Beauvoir writes that often, the only solution apparent to the Other is to emulate the One, in a sort of if-you-can't-beat-'em-join-'em approach. To find acceptance and success, women, as the supposed deviation from the norm, assume they should strive to be more like men. I speak from five years' experience in the sciences and 10 years as a gamer when I say that yes, this is a very tempting thought. I've often imagined that all my social and professional problems would vanish if only I were more like a man - or, at the very best, a neutral target, with all trace of femininity suppressed.

Beauvoir, of course, would have none of that.

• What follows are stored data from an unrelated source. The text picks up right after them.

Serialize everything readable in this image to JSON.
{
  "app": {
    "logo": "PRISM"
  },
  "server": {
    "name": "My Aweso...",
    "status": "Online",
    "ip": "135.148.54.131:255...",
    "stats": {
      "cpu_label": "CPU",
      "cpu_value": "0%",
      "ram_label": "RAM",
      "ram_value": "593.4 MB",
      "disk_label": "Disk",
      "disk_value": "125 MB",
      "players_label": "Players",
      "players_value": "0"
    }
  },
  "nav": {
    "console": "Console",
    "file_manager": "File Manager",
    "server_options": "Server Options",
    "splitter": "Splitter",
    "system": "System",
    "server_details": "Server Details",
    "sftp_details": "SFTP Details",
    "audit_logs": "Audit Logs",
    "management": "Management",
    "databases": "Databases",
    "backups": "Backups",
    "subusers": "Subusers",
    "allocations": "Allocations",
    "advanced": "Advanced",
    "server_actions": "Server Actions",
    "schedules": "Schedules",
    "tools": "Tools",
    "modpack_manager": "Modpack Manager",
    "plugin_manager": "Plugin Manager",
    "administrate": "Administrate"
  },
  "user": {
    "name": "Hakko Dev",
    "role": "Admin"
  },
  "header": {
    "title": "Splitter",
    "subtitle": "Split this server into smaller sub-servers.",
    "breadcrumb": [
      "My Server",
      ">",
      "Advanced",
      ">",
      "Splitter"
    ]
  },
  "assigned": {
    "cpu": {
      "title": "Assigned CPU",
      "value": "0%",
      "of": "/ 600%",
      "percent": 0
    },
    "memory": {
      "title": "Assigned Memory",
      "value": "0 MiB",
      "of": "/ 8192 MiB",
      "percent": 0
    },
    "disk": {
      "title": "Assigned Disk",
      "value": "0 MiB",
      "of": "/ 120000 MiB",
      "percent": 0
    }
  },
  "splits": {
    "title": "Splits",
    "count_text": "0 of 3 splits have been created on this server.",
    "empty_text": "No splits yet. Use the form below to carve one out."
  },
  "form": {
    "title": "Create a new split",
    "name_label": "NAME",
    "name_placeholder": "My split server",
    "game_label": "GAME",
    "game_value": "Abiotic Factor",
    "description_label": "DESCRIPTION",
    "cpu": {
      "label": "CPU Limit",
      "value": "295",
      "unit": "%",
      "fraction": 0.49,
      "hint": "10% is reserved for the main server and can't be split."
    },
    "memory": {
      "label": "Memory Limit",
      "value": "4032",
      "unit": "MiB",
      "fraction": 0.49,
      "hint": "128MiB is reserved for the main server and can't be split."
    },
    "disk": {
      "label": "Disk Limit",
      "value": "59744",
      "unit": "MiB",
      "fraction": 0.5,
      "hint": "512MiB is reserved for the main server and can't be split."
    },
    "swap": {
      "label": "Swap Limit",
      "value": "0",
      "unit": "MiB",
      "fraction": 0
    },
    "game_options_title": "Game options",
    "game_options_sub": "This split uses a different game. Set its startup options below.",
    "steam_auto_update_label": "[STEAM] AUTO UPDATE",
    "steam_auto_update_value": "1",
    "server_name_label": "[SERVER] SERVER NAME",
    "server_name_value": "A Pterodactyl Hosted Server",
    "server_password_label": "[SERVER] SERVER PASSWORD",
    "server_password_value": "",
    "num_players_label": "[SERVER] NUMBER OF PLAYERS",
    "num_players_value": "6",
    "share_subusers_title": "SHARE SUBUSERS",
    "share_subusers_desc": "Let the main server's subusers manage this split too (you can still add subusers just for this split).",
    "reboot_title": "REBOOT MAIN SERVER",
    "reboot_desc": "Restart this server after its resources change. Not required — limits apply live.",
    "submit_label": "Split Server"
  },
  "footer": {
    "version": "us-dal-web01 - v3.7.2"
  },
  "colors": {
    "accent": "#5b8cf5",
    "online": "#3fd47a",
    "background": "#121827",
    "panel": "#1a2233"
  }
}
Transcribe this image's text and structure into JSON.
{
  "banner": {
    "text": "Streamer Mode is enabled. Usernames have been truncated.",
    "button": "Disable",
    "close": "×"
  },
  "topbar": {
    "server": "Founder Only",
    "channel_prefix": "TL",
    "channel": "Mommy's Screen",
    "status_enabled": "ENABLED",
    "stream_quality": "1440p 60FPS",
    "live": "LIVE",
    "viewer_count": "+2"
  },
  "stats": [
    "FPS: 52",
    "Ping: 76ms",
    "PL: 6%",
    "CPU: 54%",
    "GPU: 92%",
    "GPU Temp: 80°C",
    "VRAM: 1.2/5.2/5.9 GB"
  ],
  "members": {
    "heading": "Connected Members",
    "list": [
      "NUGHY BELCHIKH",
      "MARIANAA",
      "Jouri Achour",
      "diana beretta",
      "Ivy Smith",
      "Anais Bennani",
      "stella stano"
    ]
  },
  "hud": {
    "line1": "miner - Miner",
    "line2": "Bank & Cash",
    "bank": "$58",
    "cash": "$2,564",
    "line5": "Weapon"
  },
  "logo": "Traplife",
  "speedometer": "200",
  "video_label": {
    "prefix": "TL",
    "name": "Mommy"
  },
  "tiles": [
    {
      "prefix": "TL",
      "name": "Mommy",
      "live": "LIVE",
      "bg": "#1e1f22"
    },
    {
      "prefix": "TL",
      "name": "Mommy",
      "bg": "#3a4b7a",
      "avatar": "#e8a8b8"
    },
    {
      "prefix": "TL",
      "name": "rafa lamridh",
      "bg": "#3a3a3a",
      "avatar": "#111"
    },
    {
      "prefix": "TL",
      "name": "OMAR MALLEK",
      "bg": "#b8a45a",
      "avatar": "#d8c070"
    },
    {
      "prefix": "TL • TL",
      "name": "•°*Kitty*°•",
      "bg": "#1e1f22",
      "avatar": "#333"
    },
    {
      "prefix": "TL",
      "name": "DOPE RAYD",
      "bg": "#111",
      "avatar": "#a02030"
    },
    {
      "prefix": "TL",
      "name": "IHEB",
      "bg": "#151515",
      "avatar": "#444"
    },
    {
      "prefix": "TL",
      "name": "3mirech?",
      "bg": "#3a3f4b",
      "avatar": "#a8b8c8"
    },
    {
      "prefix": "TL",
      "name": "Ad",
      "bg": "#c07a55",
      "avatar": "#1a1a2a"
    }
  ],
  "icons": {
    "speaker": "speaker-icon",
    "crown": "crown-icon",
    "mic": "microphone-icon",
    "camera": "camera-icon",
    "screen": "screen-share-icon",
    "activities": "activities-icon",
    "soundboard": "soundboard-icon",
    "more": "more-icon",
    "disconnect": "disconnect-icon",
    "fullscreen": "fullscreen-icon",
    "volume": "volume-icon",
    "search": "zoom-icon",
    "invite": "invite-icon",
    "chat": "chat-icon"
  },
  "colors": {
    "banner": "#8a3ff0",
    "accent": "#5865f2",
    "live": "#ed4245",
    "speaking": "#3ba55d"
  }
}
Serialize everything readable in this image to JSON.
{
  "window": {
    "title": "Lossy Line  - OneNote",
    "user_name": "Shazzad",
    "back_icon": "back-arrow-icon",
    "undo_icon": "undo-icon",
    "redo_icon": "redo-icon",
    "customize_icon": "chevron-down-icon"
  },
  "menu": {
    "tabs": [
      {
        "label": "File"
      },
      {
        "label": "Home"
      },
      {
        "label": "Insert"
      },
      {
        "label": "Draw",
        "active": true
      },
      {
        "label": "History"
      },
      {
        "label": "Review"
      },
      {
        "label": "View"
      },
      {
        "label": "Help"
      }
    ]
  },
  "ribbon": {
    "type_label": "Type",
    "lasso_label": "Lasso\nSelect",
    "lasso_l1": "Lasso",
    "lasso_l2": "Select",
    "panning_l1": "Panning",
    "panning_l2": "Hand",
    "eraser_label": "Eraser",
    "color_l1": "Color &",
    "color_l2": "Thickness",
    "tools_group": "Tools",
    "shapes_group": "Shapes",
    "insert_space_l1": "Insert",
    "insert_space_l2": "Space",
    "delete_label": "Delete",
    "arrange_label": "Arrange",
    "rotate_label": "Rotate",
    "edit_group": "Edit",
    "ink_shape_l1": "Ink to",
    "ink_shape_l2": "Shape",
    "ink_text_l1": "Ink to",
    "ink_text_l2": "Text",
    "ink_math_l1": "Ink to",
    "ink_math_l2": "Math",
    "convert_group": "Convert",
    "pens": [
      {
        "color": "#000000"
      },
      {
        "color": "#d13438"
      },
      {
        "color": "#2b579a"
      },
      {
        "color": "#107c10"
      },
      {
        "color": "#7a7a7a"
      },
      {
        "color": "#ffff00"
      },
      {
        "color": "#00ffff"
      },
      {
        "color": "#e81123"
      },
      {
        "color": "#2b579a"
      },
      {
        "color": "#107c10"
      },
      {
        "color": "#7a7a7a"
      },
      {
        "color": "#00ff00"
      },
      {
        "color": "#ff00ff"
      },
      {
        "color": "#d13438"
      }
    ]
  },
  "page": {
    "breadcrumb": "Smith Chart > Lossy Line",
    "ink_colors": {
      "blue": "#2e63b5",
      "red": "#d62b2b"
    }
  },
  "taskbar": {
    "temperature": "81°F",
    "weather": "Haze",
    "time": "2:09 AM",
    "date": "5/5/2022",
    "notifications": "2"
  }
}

She explains that the solution isn't for women to become men, since that acquiescence affirms the artificial One vs. the Other nonsense in the first place. Instead, we should shrug off notions of hierarchy altogether. "People have tirelessly sought to prove that woman is superior, inferior or equal to man," Beauvoir writes in The Second Sex. "If we are to gain understanding, we must get out of these ruts; we must discard the vague notions of superiority, inferiority, equality which have hitherto corrupted every discussion of the subject and start afresh." Women, she concludes, are just as capable of choice and freedom as men are, so they should choose to elevate themselves, taking responsibility for their own persons and for the world.

Which brings me back to Resident Evil. I'm certainly not about to claim the games are modern-day sequels to The Second Sex, or that the series' developers clearly had Beauvoir's notions of One vs. the Other in mind when they created the Umbrella Corporation. But as a consequence of certain creative decisions, Resident Evil does look somewhat Beauvoirian in the zombie-consecrated moonlight.

That impression comes from more than just the conspicuous lack of glass ceilings in Raccoon City, although that, in itself, is worthy of note. The Resident Evil universe supports a relatively even mix of male and female characters. Players can choose from male and female protagonists (Jill and Chris in the original Resident Evil; Leon and Claire in RE2); do battle with his and her mad scientists (particularly the Drs. Birkin); and consort with guy and gal spies, like Luis and Ada. Even the enemies split down gender lines: The peasant housewives in RE4, for example, are just as nasty and ravenous as their Ganado husbands (not to mention the chainsaw-wielding Bella Sisters). It's a pleasant change of pace from many other videogames that rely on machismo and adrenaline to create a tense, suspenseful atmosphere.

The series takes a progressive approach toward the actual character and personality of its women, too. Simply put, the Resident Evil girls don't suck. For example, take Jill Valentine. Within the Resident Evil universe, she's invaluable to her Alpha Team; competent, clever and professional, she's the resident bomb expert and, of course, the master of unlocking. But she also offers certain advantages to the player. While she can't take as much damage as Chris can, she does have those two extra inventory slots, which, when you've discovered a cache of shotgun shells, can make all the difference. Jill is an asset, both inside the story and out; she's not "good, for a woman" but simply "good." And while Rebecca, Claire and Ada each have their individual strengths and weaknesses, like Jill they are all powerful and competent human beings.

That's the key point: The Resident Evil women are judged on their worth as human beings, and not just as women. Ultimately, there is no One or Other status in Raccoon City; or, if there is, it's between human and zombie, not man and woman. The characters forever race against infection, time or death and in the process must cast away everything that's not absolutely essential to their own survival, including philosophical distinctions between the sexes. After all, it's hard to find time to subjugate and oppress an entire gender when you're both running from a guy with a flaming axe. Zombies are equal opportunity killers, and they're not about to refrain from sucking on your skull-goo just because you've been designated "the weaker sex."